There is a high need of standardization for better data quality within organizations. Most resulting from internal initiatives, like process optimization or requirements deriving from law and regulations. Standardization doesn’t have to mean that an organization needs to centralize all activities to achieve control. There are different ways to manage the activities around data within an organization. This article gives an introduction on the topic, including some practical examples.
The absolute net value of data management activities within companies has yet to reach its peak. Departments have an increasing need for good quality data for reasons of analysis, compliance, growth and efficiency. Maintaining their critical data is for that reason alone the most important activity in the era of digitalization we live in. Therefore, companies should think hard how they want to position and implement these activities for the long term and to consolidate it within a professional data management office.
The evolvement of the Data Management Office
There are several trends visible in the positioning of the data management office over time. But before we continue, we first need to clarify what the definition of a data management office is. We define a data management office as ‘a delegated function of data management activities from the designated data owner’. For example, data maintenance activities and the management of the data lifecycle. The trends identified in figure 1 follow the evolution of the digital developments within organizations:
- Data management within the IT function: back in time when organizations first started using automated systems (pre-ERP) as administrative tooling, data was just a record ‘doing nothing’. When issues occurred, this was seen as an IT issue. Obviously, ownership of data was within IT.

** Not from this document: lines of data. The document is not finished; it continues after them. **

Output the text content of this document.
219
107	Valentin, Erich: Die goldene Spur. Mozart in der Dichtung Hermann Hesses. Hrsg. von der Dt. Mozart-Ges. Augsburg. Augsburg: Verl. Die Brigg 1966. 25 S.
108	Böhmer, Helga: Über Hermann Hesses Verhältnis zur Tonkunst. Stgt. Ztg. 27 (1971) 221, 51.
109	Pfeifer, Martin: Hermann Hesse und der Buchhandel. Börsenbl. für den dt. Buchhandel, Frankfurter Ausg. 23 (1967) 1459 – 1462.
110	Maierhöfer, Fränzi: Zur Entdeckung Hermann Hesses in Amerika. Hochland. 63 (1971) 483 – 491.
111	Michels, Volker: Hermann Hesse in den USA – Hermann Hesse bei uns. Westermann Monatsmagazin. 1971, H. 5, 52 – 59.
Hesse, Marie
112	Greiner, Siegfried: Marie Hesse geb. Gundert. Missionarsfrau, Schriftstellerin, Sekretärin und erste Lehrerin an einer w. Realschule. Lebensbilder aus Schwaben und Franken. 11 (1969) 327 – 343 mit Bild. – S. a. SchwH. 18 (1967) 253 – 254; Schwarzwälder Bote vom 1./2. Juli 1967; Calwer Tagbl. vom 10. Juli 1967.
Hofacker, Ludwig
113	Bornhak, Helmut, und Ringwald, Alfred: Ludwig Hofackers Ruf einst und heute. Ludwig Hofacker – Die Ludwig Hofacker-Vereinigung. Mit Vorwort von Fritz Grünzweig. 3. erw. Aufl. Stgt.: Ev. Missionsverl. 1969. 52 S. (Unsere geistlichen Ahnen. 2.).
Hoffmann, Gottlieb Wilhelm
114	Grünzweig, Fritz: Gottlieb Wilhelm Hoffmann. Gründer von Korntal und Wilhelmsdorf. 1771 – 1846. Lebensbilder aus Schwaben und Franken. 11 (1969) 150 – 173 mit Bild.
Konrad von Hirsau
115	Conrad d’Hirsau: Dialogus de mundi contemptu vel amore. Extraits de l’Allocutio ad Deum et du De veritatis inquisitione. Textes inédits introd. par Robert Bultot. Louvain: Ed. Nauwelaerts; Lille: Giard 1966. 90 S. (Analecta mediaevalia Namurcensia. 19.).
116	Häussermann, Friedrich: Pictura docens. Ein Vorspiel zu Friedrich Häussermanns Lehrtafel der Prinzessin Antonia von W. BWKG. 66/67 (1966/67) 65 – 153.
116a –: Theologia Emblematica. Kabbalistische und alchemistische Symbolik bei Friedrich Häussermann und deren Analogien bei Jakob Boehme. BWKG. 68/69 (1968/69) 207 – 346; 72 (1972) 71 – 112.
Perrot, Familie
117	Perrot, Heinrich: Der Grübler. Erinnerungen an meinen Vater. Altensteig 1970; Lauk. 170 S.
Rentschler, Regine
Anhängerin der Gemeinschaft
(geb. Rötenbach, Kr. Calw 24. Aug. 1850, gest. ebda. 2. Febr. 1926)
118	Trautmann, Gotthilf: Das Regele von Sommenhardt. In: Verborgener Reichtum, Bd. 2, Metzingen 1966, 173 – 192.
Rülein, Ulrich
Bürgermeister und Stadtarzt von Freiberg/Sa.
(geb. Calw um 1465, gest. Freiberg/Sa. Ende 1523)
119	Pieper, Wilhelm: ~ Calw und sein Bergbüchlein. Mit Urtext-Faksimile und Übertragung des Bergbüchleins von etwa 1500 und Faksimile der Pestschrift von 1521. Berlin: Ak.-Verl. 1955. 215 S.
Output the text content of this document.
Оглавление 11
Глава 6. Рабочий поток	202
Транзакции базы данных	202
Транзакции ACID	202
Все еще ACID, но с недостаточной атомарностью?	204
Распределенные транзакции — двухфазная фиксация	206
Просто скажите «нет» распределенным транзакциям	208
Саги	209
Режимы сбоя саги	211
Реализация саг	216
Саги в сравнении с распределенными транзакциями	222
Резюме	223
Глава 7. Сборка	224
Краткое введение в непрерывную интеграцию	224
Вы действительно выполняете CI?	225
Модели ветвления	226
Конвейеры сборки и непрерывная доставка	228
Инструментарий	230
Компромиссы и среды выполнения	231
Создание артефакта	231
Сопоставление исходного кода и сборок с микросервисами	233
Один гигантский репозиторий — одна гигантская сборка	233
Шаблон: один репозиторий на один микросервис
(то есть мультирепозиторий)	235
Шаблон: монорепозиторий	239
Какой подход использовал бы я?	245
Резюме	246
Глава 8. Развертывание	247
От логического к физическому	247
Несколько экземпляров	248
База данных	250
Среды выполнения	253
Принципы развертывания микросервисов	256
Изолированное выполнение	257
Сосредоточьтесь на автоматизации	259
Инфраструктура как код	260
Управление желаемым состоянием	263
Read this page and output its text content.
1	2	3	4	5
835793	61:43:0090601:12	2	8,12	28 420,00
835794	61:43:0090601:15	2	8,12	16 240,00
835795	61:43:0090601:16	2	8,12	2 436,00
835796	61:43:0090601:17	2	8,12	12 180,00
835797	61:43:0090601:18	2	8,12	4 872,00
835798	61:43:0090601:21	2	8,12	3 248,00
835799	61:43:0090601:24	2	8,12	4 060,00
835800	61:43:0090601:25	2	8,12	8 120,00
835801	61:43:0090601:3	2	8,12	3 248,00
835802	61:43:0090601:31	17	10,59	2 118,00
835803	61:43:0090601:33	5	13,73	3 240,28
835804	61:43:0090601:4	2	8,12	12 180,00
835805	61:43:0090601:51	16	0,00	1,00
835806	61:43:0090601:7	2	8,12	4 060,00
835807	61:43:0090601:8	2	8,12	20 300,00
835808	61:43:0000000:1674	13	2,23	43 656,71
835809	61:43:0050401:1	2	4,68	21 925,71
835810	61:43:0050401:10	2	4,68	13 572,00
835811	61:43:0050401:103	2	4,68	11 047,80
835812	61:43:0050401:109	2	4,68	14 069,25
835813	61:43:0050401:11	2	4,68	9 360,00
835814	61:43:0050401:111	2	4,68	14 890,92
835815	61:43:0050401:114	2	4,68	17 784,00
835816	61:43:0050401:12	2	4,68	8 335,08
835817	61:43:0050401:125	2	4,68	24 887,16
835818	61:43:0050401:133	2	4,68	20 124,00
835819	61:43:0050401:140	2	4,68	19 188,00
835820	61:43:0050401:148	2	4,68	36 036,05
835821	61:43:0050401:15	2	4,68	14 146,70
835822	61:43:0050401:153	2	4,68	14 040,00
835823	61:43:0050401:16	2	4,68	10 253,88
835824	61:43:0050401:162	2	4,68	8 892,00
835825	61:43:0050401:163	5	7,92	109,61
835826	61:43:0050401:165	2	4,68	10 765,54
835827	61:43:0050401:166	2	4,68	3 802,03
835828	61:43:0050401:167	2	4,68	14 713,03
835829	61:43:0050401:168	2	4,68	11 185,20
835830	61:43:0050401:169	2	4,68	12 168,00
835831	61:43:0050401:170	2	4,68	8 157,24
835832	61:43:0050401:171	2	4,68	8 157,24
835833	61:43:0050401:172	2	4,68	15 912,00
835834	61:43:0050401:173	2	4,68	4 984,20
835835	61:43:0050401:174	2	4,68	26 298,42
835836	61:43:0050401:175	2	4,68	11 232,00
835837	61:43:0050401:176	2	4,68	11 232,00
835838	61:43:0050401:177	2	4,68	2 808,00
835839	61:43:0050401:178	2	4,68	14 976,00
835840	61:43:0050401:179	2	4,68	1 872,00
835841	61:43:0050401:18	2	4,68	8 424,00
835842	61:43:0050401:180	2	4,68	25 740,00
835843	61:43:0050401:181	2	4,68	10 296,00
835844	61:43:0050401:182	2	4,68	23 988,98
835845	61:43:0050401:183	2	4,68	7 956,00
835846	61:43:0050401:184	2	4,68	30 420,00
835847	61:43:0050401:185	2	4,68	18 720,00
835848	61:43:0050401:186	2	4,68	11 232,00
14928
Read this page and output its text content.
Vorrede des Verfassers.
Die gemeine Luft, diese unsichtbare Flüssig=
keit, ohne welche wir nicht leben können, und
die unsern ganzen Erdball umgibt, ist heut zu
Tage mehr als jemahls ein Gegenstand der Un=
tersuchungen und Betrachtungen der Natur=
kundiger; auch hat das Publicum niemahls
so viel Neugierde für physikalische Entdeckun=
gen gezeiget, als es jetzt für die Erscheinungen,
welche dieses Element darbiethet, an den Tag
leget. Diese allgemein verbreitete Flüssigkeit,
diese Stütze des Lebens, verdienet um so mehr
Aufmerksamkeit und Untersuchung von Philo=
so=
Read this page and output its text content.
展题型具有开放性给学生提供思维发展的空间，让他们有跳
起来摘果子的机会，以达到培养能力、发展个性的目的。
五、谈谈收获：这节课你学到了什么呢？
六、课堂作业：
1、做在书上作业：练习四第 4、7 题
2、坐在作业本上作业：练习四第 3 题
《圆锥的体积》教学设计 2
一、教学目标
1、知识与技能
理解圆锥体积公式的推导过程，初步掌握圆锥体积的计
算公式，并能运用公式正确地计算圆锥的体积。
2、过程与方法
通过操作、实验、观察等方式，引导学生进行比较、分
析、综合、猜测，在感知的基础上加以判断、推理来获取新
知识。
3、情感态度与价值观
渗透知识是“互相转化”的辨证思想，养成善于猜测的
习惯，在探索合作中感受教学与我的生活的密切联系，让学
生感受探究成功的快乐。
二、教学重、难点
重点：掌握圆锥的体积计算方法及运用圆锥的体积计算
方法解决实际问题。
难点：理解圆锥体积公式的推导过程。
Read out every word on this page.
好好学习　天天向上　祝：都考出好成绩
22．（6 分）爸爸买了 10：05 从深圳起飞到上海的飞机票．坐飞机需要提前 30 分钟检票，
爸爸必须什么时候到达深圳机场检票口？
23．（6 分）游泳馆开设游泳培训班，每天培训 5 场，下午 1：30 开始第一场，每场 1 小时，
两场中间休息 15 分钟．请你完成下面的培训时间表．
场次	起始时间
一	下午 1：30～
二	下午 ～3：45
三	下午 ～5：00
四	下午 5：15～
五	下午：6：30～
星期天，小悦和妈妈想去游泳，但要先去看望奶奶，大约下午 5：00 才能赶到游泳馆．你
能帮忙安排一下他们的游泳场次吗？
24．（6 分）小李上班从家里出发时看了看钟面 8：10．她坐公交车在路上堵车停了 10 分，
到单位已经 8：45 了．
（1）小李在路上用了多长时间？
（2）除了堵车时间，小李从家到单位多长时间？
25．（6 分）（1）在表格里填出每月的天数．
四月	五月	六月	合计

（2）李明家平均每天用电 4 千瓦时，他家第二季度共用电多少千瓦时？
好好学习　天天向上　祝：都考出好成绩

- A first step towards the business: starting to realize that data is the fuel of many primary business processes, organizations positioned data management activities in the back office of the business. These activities were primarily administrative and operational and did not yet concern the cleansing and/or enrichment of data.
- Standardization and centralization: next, organizations started realizing the need for standardization and even centralization of data management activities for different reasons. For example, an ERP implementation, process integration activities; such as optimizing the supply chain and legislation and regulations (for example: SolvencyII, BCBS239, but also data protection regulations). Data collected in ‘secondary systems’ such as file shares was still left most of the time to the whims of the individual, with an incidental records manager as the proverbial exception to the rule.
- Hybrid data management organization: currently many companies are struggling with the question of how far should they go with the centralization of the management of data. A centralized data management office often means long lead times, sometimes losing connection with the business. But a decentralized data management office (often within business units), means inconsistencies, less overall view, no specific knowledge of the business and the impact on the IT infrastructure.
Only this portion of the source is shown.